Berenadithe and her daughter subsist by planting crops in the valley near the river. After working in their fields, they bring water home from the swamp near the river for drinking. Berenadithe never boiled her water, and so diarrhea and stomach pains were her constant companions.
That is, until Berenadithe and her family were selected by Masaka Water Project volunteers to receive a SAM3 Household Filter.
The change in health has been remarkable. Berenadithe says she no longer struggles with stomach issues and diarrhea. Filters have changed her life and the life of those who live around her.
However, filters have not magically fixed every problem that the community faces. Because technologies don’t fix problems – people fix problems.

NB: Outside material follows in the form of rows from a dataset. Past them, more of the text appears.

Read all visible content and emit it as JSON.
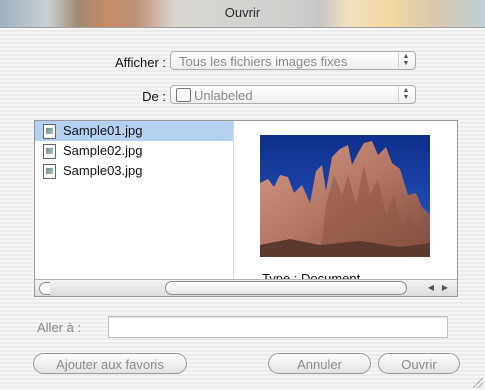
{
  "window": {
    "title": "Ouvrir"
  },
  "filters": {
    "show_label": "Afficher :",
    "show_value": "Tous les fichiers images fixes",
    "from_label": "De :",
    "from_value": "Unlabeled"
  },
  "file_list": {
    "items": [
      {
        "name": "Sample01.jpg",
        "selected": true
      },
      {
        "name": "Sample02.jpg",
        "selected": false
      },
      {
        "name": "Sample03.jpg",
        "selected": false
      }
    ]
  },
  "preview": {
    "type_text": "Type : Document"
  },
  "goto": {
    "label": "Aller à :",
    "value": ""
  },
  "buttons": {
    "add_favorites": "Ajouter aux favoris",
    "cancel": "Annuler",
    "open": "Ouvrir"
  }
}
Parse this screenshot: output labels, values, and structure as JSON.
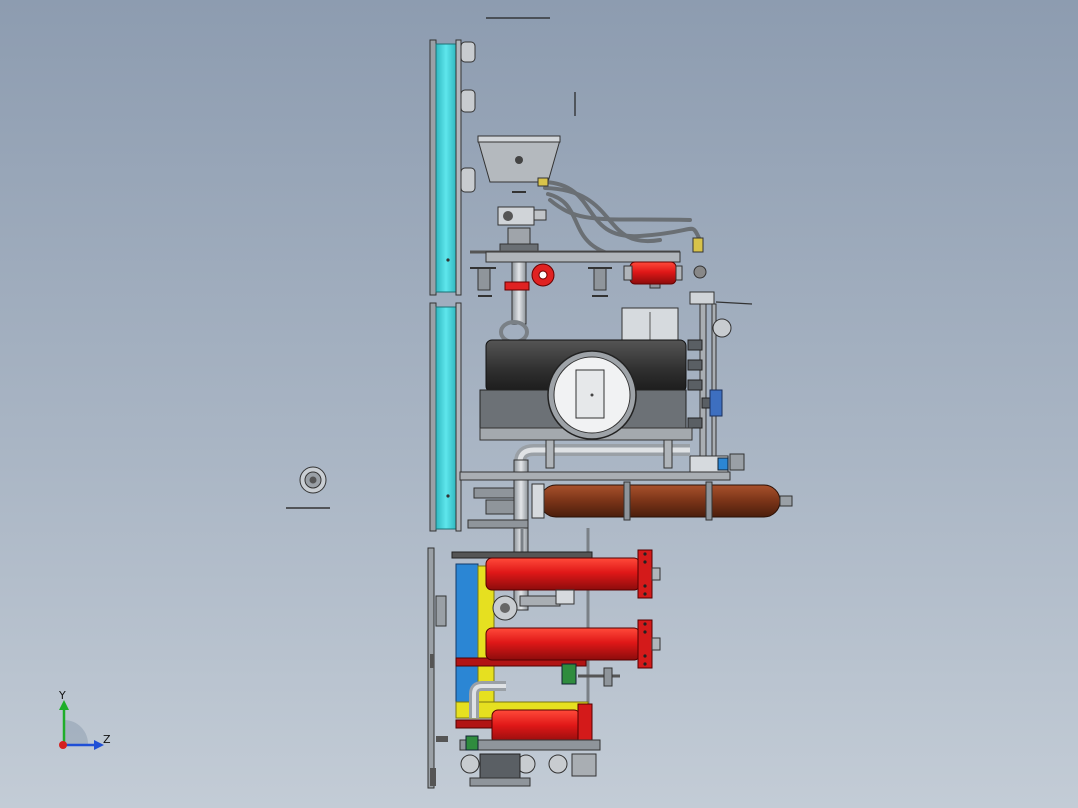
{
  "viewport": {
    "background_top": "#8d9cb0",
    "background_bottom": "#c3ccd6"
  },
  "triad": {
    "y_label": "Y",
    "z_label": "Z",
    "y_color": "#1fae2a",
    "z_color": "#1f4fd6",
    "x_color": "#d42020"
  },
  "colors": {
    "panel_cyan": "#3fd0d8",
    "vessel_red": "#e01818",
    "tank_brown": "#7a3418",
    "motor_dark": "#3a3a3a",
    "pump_silver": "#d6dade",
    "pipe_grey": "#b7bcc2",
    "base_yellow": "#e6e020",
    "base_blue": "#2b86d4"
  }
}
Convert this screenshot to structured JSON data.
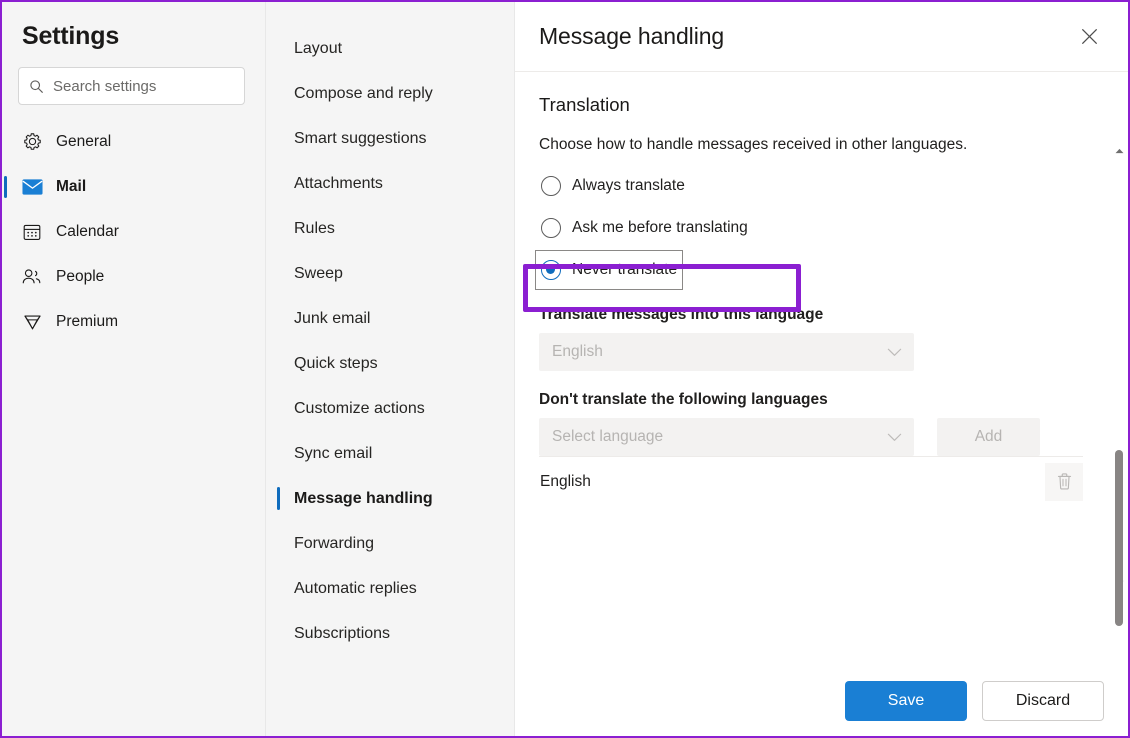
{
  "window": {
    "accent_highlight_color": "#8b1fd1",
    "selection_accent_color": "#0f6cbd"
  },
  "sidebar": {
    "title": "Settings",
    "search": {
      "placeholder": "Search settings",
      "value": "",
      "icon": "search-icon"
    },
    "items": [
      {
        "label": "General",
        "icon": "gear-icon",
        "selected": false
      },
      {
        "label": "Mail",
        "icon": "envelope-icon",
        "selected": true
      },
      {
        "label": "Calendar",
        "icon": "calendar-icon",
        "selected": false
      },
      {
        "label": "People",
        "icon": "people-icon",
        "selected": false
      },
      {
        "label": "Premium",
        "icon": "diamond-icon",
        "selected": false
      }
    ]
  },
  "subnav": {
    "items": [
      {
        "label": "Layout",
        "selected": false
      },
      {
        "label": "Compose and reply",
        "selected": false
      },
      {
        "label": "Smart suggestions",
        "selected": false
      },
      {
        "label": "Attachments",
        "selected": false
      },
      {
        "label": "Rules",
        "selected": false
      },
      {
        "label": "Sweep",
        "selected": false
      },
      {
        "label": "Junk email",
        "selected": false
      },
      {
        "label": "Quick steps",
        "selected": false
      },
      {
        "label": "Customize actions",
        "selected": false
      },
      {
        "label": "Sync email",
        "selected": false
      },
      {
        "label": "Message handling",
        "selected": true
      },
      {
        "label": "Forwarding",
        "selected": false
      },
      {
        "label": "Automatic replies",
        "selected": false
      },
      {
        "label": "Subscriptions",
        "selected": false
      }
    ]
  },
  "main": {
    "title": "Message handling",
    "close_icon": "close-icon",
    "section": {
      "heading": "Translation",
      "description": "Choose how to handle messages received in other languages."
    },
    "radios": [
      {
        "label": "Always translate",
        "checked": false,
        "focused": false,
        "highlighted": false
      },
      {
        "label": "Ask me before translating",
        "checked": false,
        "focused": false,
        "highlighted": true
      },
      {
        "label": "Never translate",
        "checked": true,
        "focused": true,
        "highlighted": false
      }
    ],
    "translate_into": {
      "label": "Translate messages into this language",
      "value": "English",
      "disabled": true,
      "chevron_icon": "chevron-down-icon"
    },
    "exclude": {
      "label": "Don't translate the following languages",
      "select_placeholder": "Select language",
      "select_value": "",
      "select_disabled": true,
      "add_label": "Add",
      "add_disabled": true,
      "chevron_icon": "chevron-down-icon",
      "languages": [
        {
          "name": "English",
          "delete_icon": "trash-icon"
        }
      ]
    },
    "scrollbar": {
      "up_icon": "scroll-up-arrow-icon",
      "down_icon": "scroll-down-arrow-icon"
    }
  },
  "footer": {
    "save_label": "Save",
    "discard_label": "Discard"
  }
}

Berenadithe’s home is a two hour walk to the closest medical center. So, her community must rely on each other to access care. Looking up into the rafters of Berenadithe’s home you can see a large oblong basket with openings for carrying poles to slip through. Bernadithe explains that the basket is the “ambulance” for the community around her. She keeps it in her house, and in the case of an emergency, members of the community will volunteer to carry a sick or injured community member to receive care – because people fix problems.